The British press ignores this preference. Both during and since the Leveson hearings on press ethics, one editor after another insisted – invoking  time-hallowed tradition as frantically as the Catholic Church fighting for respect, in recent weeks —  that political slanting has always been part of its lifeblood.

Though mockers of the Occupy movements keep insisting that extreme democracy could never be either practical or realistic, Switzerland, the über-democracy, is proof to the contrary. With its tiny population of not quite 8 million, CH can boast of being not just one of the world’s richest countries but the one at the very top of economists’ table for individual wealth – per (adult) capita.

Here is some food for meditation from Swiss Watching’s chapter titled ‘Ask the audience’:

Walking through the centre of Bern means running the gauntlet of clipboard-thrusting pen holders wanting your name. These aren’t charity muggers desperate for your cash … And the papers are not futile petitions that will be delivered to the government without any prospect of anyone taking notice. This is not Britain. This is Switzerland, where the people have power, and they use it. Collecting signatures is the first step towards a referendum, the basic tool of the direct democracy system.
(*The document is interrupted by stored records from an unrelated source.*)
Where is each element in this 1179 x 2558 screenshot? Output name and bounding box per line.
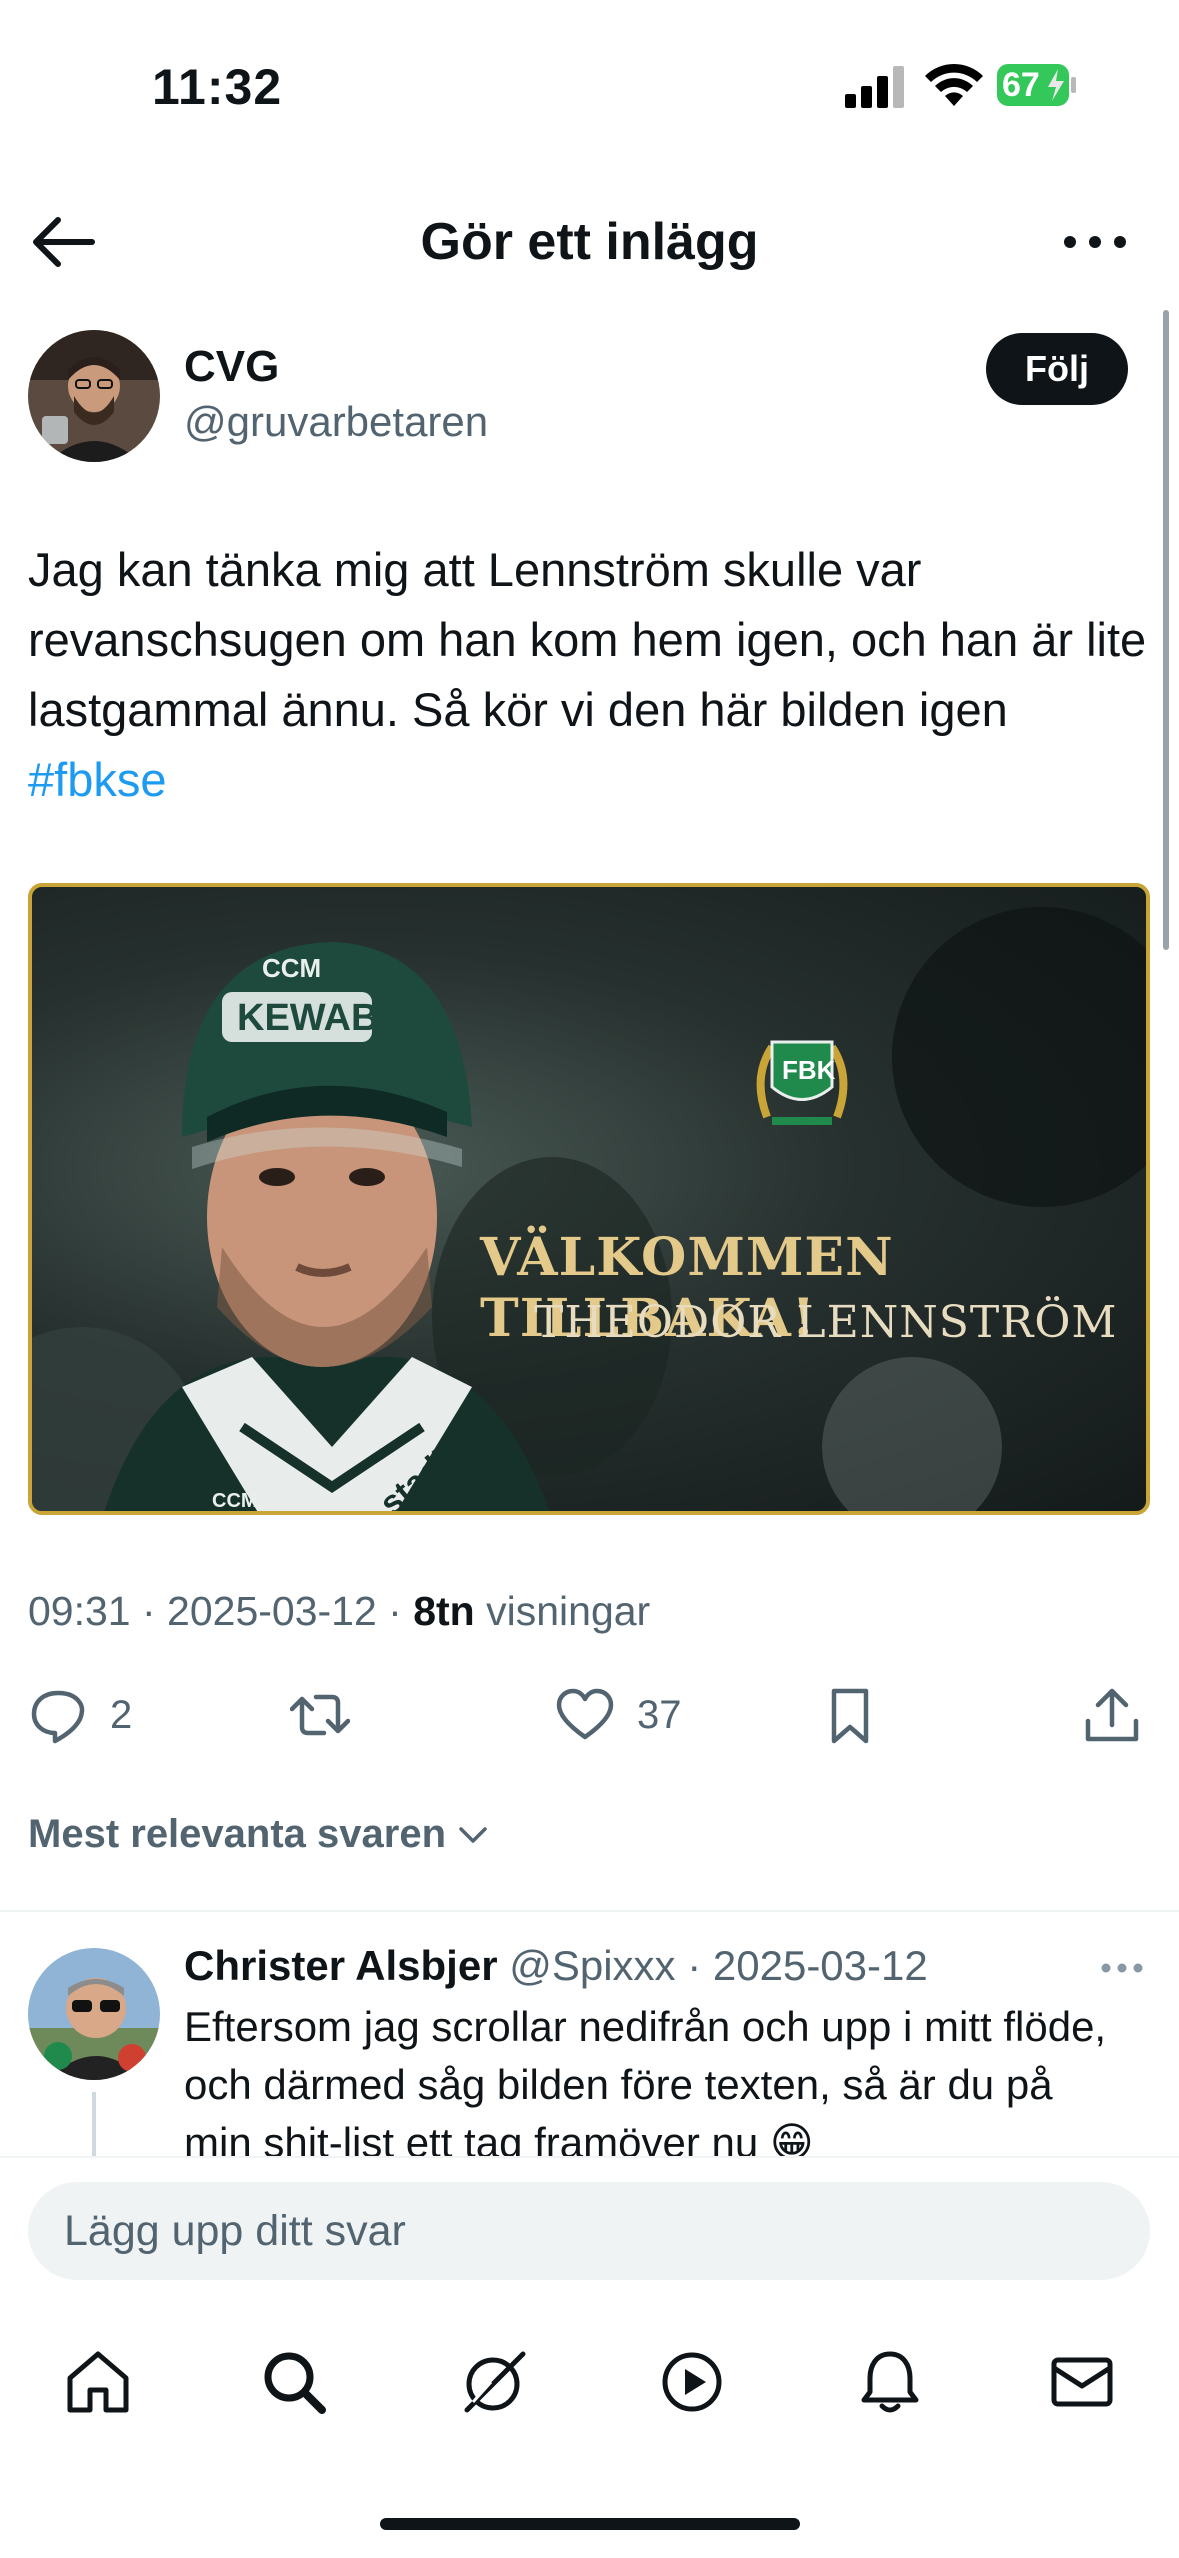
follow-button[interactable]: Följ (986, 333, 1128, 405)
divider (0, 1910, 1179, 1912)
club-badge-icon: FBK (756, 1040, 848, 1125)
svg-text:CCM: CCM (212, 1490, 258, 1512)
share-action[interactable] (1082, 1680, 1142, 1750)
battery-icon: 67 (996, 63, 1078, 107)
reply-header: Christer Alsbjer @Spixxx · 2025-03-12 (184, 1942, 928, 1989)
battery-level: 67 (1002, 66, 1040, 104)
reply-date: 2025-03-12 (712, 1942, 928, 1989)
author-name[interactable]: CVG (184, 342, 279, 392)
home-indicator[interactable] (380, 2518, 800, 2530)
hashtag-link[interactable]: #fbkse (28, 753, 166, 806)
post-meta: 09:31 · 2025-03-12 · 8tn visningar (28, 1588, 651, 1634)
repost-icon[interactable] (290, 1685, 350, 1745)
cellular-signal-icon (845, 66, 904, 108)
post-text: Jag kan tänka mig att Lennström skulle v… (28, 535, 1158, 815)
author-handle[interactable]: @gruvarbetaren (184, 398, 488, 446)
notifications-icon[interactable] (854, 2346, 926, 2418)
views-label: visningar (486, 1588, 651, 1634)
more-options-icon[interactable] (1060, 220, 1130, 264)
search-icon[interactable] (258, 2346, 330, 2418)
reply-input[interactable]: Lägg upp ditt svar (28, 2182, 1150, 2280)
home-icon[interactable] (62, 2346, 134, 2418)
reply-icon[interactable] (28, 1685, 88, 1745)
views-count: 8tn (413, 1588, 475, 1634)
status-time: 11:32 (152, 59, 283, 115)
reply-avatar[interactable] (28, 1948, 160, 2080)
wifi-icon (925, 63, 983, 106)
replies-sort-dropdown[interactable]: Mest relevanta svaren (28, 1812, 490, 1857)
repost-action[interactable] (290, 1680, 350, 1750)
helmet-sponsor-text: KEWAB (237, 997, 378, 1039)
bookmark-icon[interactable] (820, 1685, 880, 1745)
image-subheadline: THEODOR LENNSTRÖM (534, 1297, 1118, 1348)
page-title: Gör ett inlägg (420, 213, 759, 271)
reply-action[interactable]: 2 (28, 1680, 132, 1750)
chevron-down-icon (459, 1826, 487, 1843)
thread-line (92, 2092, 96, 2162)
reply-more-icon[interactable] (1100, 1956, 1144, 1980)
svg-text:CCM: CCM (262, 953, 321, 983)
post-image[interactable]: KEWAB CCM stadium CCM FBK VÄLKOMMEN TILL… (28, 883, 1150, 1515)
reply-count: 2 (110, 1692, 133, 1737)
share-icon[interactable] (1082, 1685, 1142, 1745)
heart-icon[interactable] (555, 1685, 615, 1745)
video-icon[interactable] (656, 2346, 728, 2418)
post-date: 2025-03-12 (167, 1588, 377, 1634)
reply-author-handle[interactable]: @Spixxx (509, 1942, 675, 1989)
reply-author-name[interactable]: Christer Alsbjer (184, 1942, 498, 1989)
post-time: 09:31 (28, 1588, 131, 1634)
scrollbar-thumb[interactable] (1163, 310, 1169, 950)
messages-icon[interactable] (1046, 2346, 1118, 2418)
grok-icon[interactable] (457, 2346, 529, 2418)
post-text-body: Jag kan tänka mig att Lennström skulle v… (28, 543, 1147, 736)
author-avatar[interactable] (28, 330, 160, 462)
like-count: 37 (637, 1692, 682, 1737)
like-action[interactable]: 37 (555, 1680, 682, 1750)
reply-text: Eftersom jag scrollar nedifrån och upp i… (184, 2003, 1107, 2166)
bookmark-action[interactable] (820, 1680, 880, 1750)
svg-text:FBK: FBK (782, 1055, 836, 1085)
replies-sort-label: Mest relevanta svaren (28, 1812, 447, 1856)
Don’t like a government decision? Then collect names to change it. Want to create a new law? Then collect names to initiate it. Hate minarets? Then collect signatures to ban them [ … ]

For outsiders, it’s hard to imagine how a country can function if every law and government action is subject to a government vote. For the Swiss, it’s hard to understand how any country can be run without just that. […] The Swiss people can initiate legislation or destroy it; they can force the government into new policies or reject decisions it’s already made. No one person or party ever has complete control – the people do. Forget China and North Korea; if any country deserves to be called a People’s Republic, it is Switzerland.